La seguridad para el Mundial que se celebrará de forma conjunta en México, Estados Unidos y Canadá está bajo escrutinio tras la ola de violencia desatada tras la muerte del líder del cártel CJNG, con especial atención en Guadalajara, ciudad vinculada a los primeros hechos y a la logística de la cita futbolística en el país. La preocupación se extiende a otras sedes mexicanas, entre ellas Monterrey, donde se disputará la repesca intercontinental.

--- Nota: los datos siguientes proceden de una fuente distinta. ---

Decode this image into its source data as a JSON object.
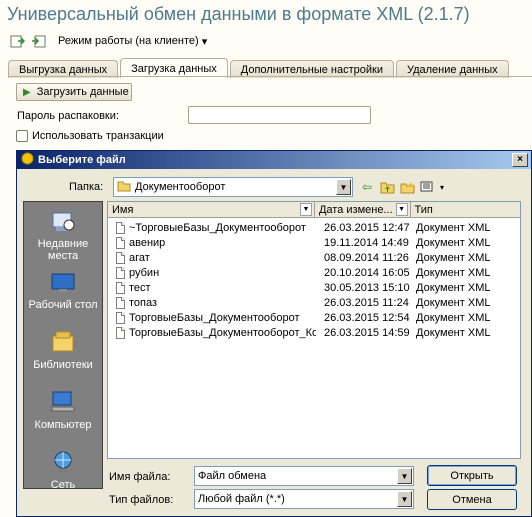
{
  "app": {
    "title": "Универсальный обмен данными в формате XML (2.1.7)"
  },
  "toolbar": {
    "mode_label": "Режим работы (на клиенте)",
    "icons": [
      "export-icon",
      "import-icon"
    ]
  },
  "tabs": [
    {
      "label": "Выгрузка данных",
      "active": false
    },
    {
      "label": "Загрузка данных",
      "active": true
    },
    {
      "label": "Дополнительные настройки",
      "active": false
    },
    {
      "label": "Удаление данных",
      "active": false
    }
  ],
  "load_panel": {
    "load_button": "Загрузить данные",
    "password_label": "Пароль распаковки:",
    "password_value": "",
    "transactions_label": "Использовать транзакции",
    "transactions_checked": false
  },
  "dialog": {
    "title": "Выберите файл",
    "look_in_label": "Папка:",
    "look_in_value": "Документооборот",
    "places": [
      {
        "label": "Недавние места",
        "icon": "recent-places-icon"
      },
      {
        "label": "Рабочий стол",
        "icon": "desktop-icon"
      },
      {
        "label": "Библиотеки",
        "icon": "libraries-icon"
      },
      {
        "label": "Компьютер",
        "icon": "computer-icon"
      },
      {
        "label": "Сеть",
        "icon": "network-icon"
      }
    ],
    "columns": {
      "name": "Имя",
      "date": "Дата измене...",
      "type": "Тип"
    },
    "files": [
      {
        "name": "~ТорговыеБазы_Документооборот",
        "date": "26.03.2015 12:47",
        "type": "Документ XML"
      },
      {
        "name": "авенир",
        "date": "19.11.2014 14:49",
        "type": "Документ XML"
      },
      {
        "name": "агат",
        "date": "08.09.2014 11:26",
        "type": "Документ XML"
      },
      {
        "name": "рубин",
        "date": "20.10.2014 16:05",
        "type": "Документ XML"
      },
      {
        "name": "тест",
        "date": "30.05.2013 15:10",
        "type": "Документ XML"
      },
      {
        "name": "топаз",
        "date": "26.03.2015 11:24",
        "type": "Документ XML"
      },
      {
        "name": "ТорговыеБазы_Документооборот",
        "date": "26.03.2015 12:54",
        "type": "Документ XML"
      },
      {
        "name": "ТорговыеБазы_Документооборот_Копия",
        "date": "26.03.2015 14:59",
        "type": "Документ XML"
      }
    ],
    "file_name_label": "Имя файла:",
    "file_name_value": "Файл обмена",
    "file_type_label": "Тип файлов:",
    "file_type_value": "Любой файл (*.*)",
    "open_button": "Открыть",
    "cancel_button": "Отмена"
  }
}
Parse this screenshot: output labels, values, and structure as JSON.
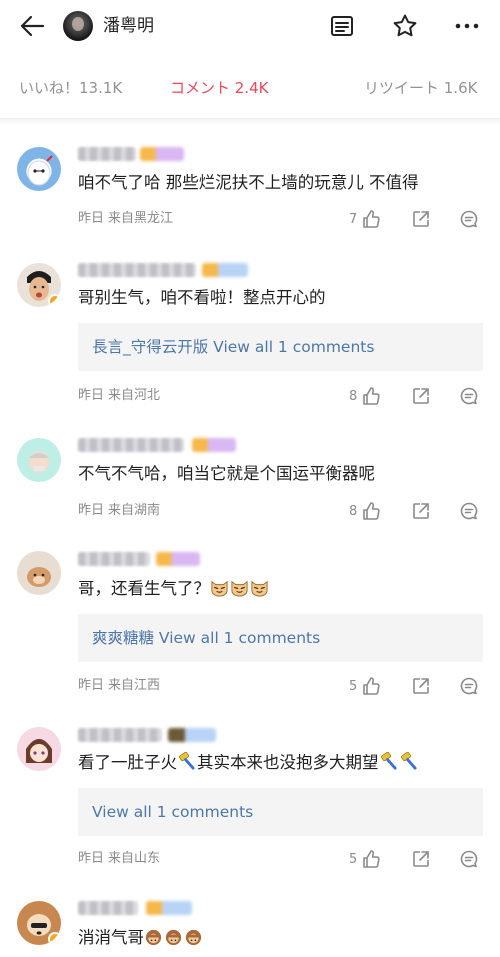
{
  "header": {
    "user_name": "潘粤明",
    "icons": [
      "back-arrow-icon",
      "document-icon",
      "star-icon",
      "more-icon"
    ]
  },
  "tabs": {
    "likes": "いいね！13.1K",
    "comments": "コメント 2.4K",
    "retweets": "リツイート 1.6K",
    "active": "comments"
  },
  "colors": {
    "accent": "#e8485a",
    "link": "#4d77a8",
    "meta": "#8a8a8a",
    "reply_bg": "#f4f4f4"
  },
  "comments": [
    {
      "text": "咱不气了哈 那些烂泥扶不上墙的玩意儿 不值得",
      "time": "昨日",
      "location": "来自黑龙江",
      "likes": "7",
      "reply": ""
    },
    {
      "text": "哥别生气，咱不看啦！整点开心的",
      "time": "昨日",
      "location": "来自河北",
      "likes": "8",
      "reply": "長言_守得云开版 View all 1 comments"
    },
    {
      "text": "不气不气哈，咱当它就是个国运平衡器呢",
      "time": "昨日",
      "location": "来自湖南",
      "likes": "8",
      "reply": ""
    },
    {
      "text": "哥，还看生气了？",
      "emojis": [
        "cat-face-icon",
        "cat-face-icon",
        "cat-face-icon"
      ],
      "time": "昨日",
      "location": "来自江西",
      "likes": "5",
      "reply": "爽爽糖糖 View all 1 comments"
    },
    {
      "text_a": "看了一肚子火",
      "text_b": "其实本来也没抱多大期望",
      "emojis": [
        "hammer-icon",
        "hammer-icon",
        "hammer-icon"
      ],
      "time": "昨日",
      "location": "来自山东",
      "likes": "5",
      "reply": "View all 1 comments"
    },
    {
      "text": "消消气哥",
      "emojis": [
        "monkey-face-icon",
        "monkey-face-icon",
        "monkey-face-icon"
      ]
    }
  ]
}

El gobierno federal ha señalado que no existe riesgo para los visitantes y que las medidas de seguridad se mantienen, en particular en las zonas con mayor afluencia de aficionados. Aun así, organismos y selecciones extranjeras han pedido información y garantías adicionales sobre la protección de delegaciones y público.
Según reportes, la FIFA ha solicitado informes sobre la situación de seguridad en México, y la delegación de Bolivia ha anunciado que enviará una solicitud formal para reforzar las medidas antes de su partido de repesca en Monterrey. Las peticiones reflejan la inquietud de federaciones y equipos por la seguridad en torno a los compromisos deportivos.
No es la primera vez que problemas de orden público ponen en duda la realización de eventos deportivos. En una ocasión anterior, el secuestro de un dirigente de la organización de un torneo continental generó temores sobre la viabilidad del certamen, y varias selecciones optaron por no participar, lo que obligó a reorganizar las plazas participantes.
En otra ocasión, la final de un torneo continental tuvo que cambiar de sede internacionalmente debido a masivas protestas en el país anfitrión, desplazándose a una capital vecina para garantizar que el encuentro se celebrara. El partido decisivo se jugó con público y se resolvió en la cancha.
Un duelo definitivo entre dos grandes rivales también fue trasladado fuera de su país tras un ataque al autobús de una delegación, lo que impidió la disputa del encuentro en el estadio previsto y obligó a buscar una sede alternativa en el extranjero, donde se completó la final.
Fuera del fútbol, atentados contra eventos deportivos han dejado víctimas y conmoción, como la explosión de artefactos en una maratón que provocó muertes y centenares de heridos; los autores fueron localizados y sometidos a proceso penal, con la justicia confirmando la máxima pena en instancias superiores.
Estos episodios ilustran cómo las crisis de seguridad pueden afectar el desarrollo de competiciones internacionales y motivan la vigilancia de autoridades y organismos deportivos ante cualquier indicio de riesgo para participantes y espectadores.